Subscribe to enjoy similar stories. MUMBAI : ICICI Direct’s latest TV commercial on the “buy now, pay later" offer for stock purchases created a lot of chatter on the microblogging site X, formerly Twitter, about the potential risks of buying shares by borrowing money from a broker. To be sure, most brokers in India offer a margin trading facility (MTF), positioning it as a “buy now, pay later" option.
In this option, investors can use brokers’ funds to buy more stocks if they don't have adequate capital. Zerodha, the country’s largest broker in terms of active clients, was among the latest brokers to launch the facility. “...I haven't been sure about this product for a long time because of obvious reasons.

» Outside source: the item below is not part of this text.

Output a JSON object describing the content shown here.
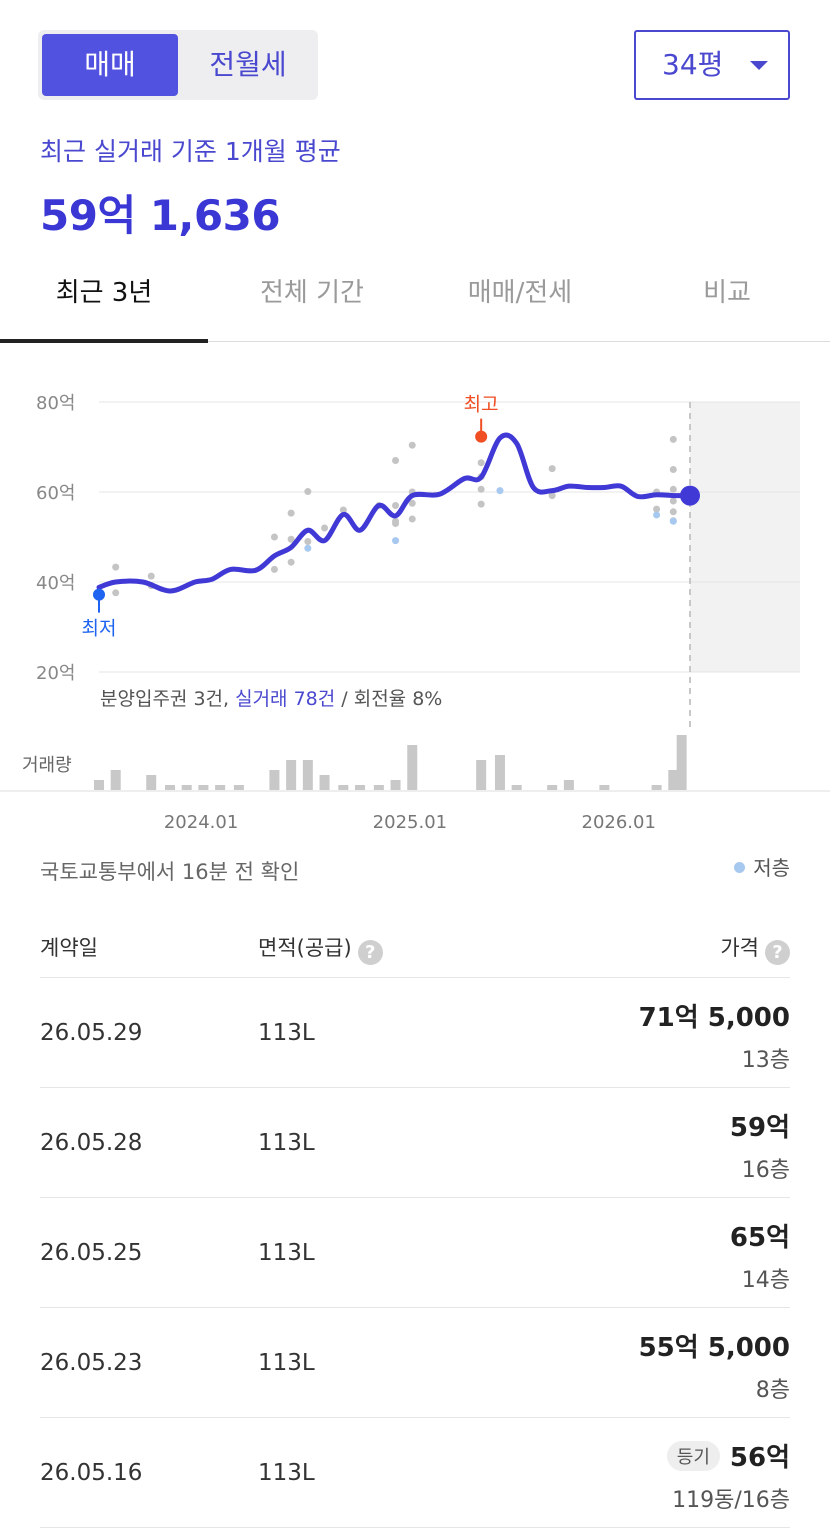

Customers who trade for delivery tend to ignore the impact of the cost of borrowing, and there's always the risk of the trade going against them, which leads to a bigger loss...," Zerodha co-founder Nithin Kamath wrote on X in December 2024. The MTF book stood at over ₹72,634 crore as of 20 February 2025, showed National Stock Exchange of India Ltd data. While the Securities and Exchange Board of India (Sebi) has laid down a regulatory framework for the MTF, new and first-time investors should avoid leveraged investing.
The margin trading facility lets you buy shares with just a fraction of the cost upfront while your broker covers the rest and charges interest on the borrowed sum. It works by requiring the investor to pay an initial margin—in the form of cash or pledged shares—and borrow the rest from the broker. Only stocks classified as ‘Group I securities’ are eligible for the facility.